The annual conference of the World Bank and the International Monetary Fund was held this weekend in Washington.  The Israeli delegation, headed by Bank of Israel Governor Dr. Karnit Flug and Ministry of Finance Director General Mr. Shai Babad, participated in the main events at the conference, and held many meetings with global economic policy makers and with financial entities from the business sector.
 
The delegation also included Ministry of Finance Chief Economist Yoel Naveh, Bank of Israel Deputy Governor Dr. Nadine Baudot-Trajtenberg, and other senior officials from the Ministry of Finance and the Bank of Israel.

The delegation held joint meetings with the incoming director who will be leading the country group that includes Israel in the International Monetary Fund, Mr. Anthony De Lanoy; with the Director of the World Bank, Mr. Frank Heemskerk; with the Head of the European Division at the International Monetary Fund, Mr. Poul Thomsen; with the Chief Economist of the IMF, Mr. Maurice Obstfeld; and with the Chief Economist of the World Bank, Mr. Paul Romer.
 
The Bank of Israel’s delegation also met with, among others, governors and senior central bankers from Brazil, Sweden, Norway, Switzerland, New Zealand, the Netherlands, Belgium, and the US, and with delegations from major commercial banks around the world.
 
Bank of Israel Governor Dr.

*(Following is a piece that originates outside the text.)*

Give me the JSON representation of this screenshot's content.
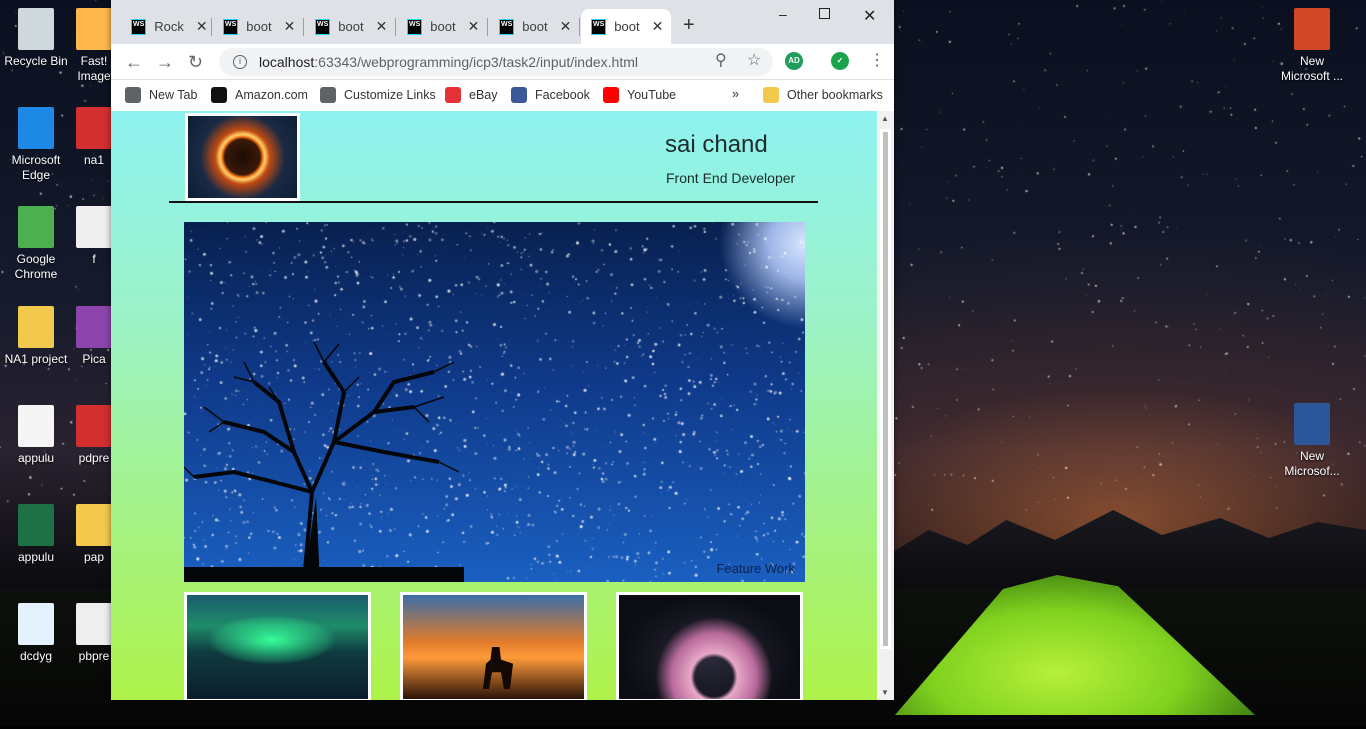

Karnit Flug said that, “The meetings we held provide a very challenging picture of the global economy in the years ahead.  The IMF outlined the risks to the global economy, and emphasized the concern that the forces calling for restrictions on global trade will grow stronger.  These risks bring into sharper focus the need for policy measures that will solve the long-term problems with which the various economies are dealing.  Various central banks are dealing with similar challenges to those facing the Bank of Israel, and their representatives showed great interest in how the Bank of Israel manages policy, and shared knowledge and experience from their countries.”
 
 
The Ministry of Finance delegation met with, among others, the Director General of the International Department at the British treasury, Mark Bowman.  They discussed the measures being taken by the British government to implement the Brexit and to disperse the uncertainty surrounding that decision.  They also discussed the challenges common to both countries—high housing prices, the financial system, and how to increase productivity.
 
At a meeting held with the Chinese Deputy Minister of Finance, Yaobin Shi, the parties discussed strengthening the relations between China and Israel, and opening a dialogue between the two countries’ ministries of finance.  In addition, Ministry of Finance Director General Shai Babad encouraged the Chinese to integrate Chinese companies into the construction field in Israel, and to cooperate in PPP projects.
 
At a meeting held with the Jordanian delegation, the possibilities for deepening economic cooperation between the two countries were discussed.
 
At a meeting with Indian Deputy Finance Minister Shaktikanta Das, the parties discussed the Indian economy and projects for infrastructure and road development, as well as cooperation with the private sector.  The Indian delegation invited an Israeli delegation to New Delhi to exchange information on regulatory improvements to make it easier to do business in Israel and PPP projects.
 
The delegation also met with senior officials from the Australian Ministry of Finance.
 
Finance Ministry Director General Shai Babad said, “The meetings provided a challenging picture according to which global growth figures are not expected to improve in the near future.  Similar to Israel, the other advanced economies have a productivity problem that presents a significant barrier to increased growth.  We learned from our Chinese, Indian, Australian and British colleagues how they are preparing to deal with the challenges to increase growth.  These meetings raised options for expanding cooperation with foreign investors in cyber and high-tech fields as a result of legislative changes in Israel that are intended to encourage high technology companies to operate in Israel, and also examined increased competition in infrastructure and transportation fields, with an emphasis on PPP projects.”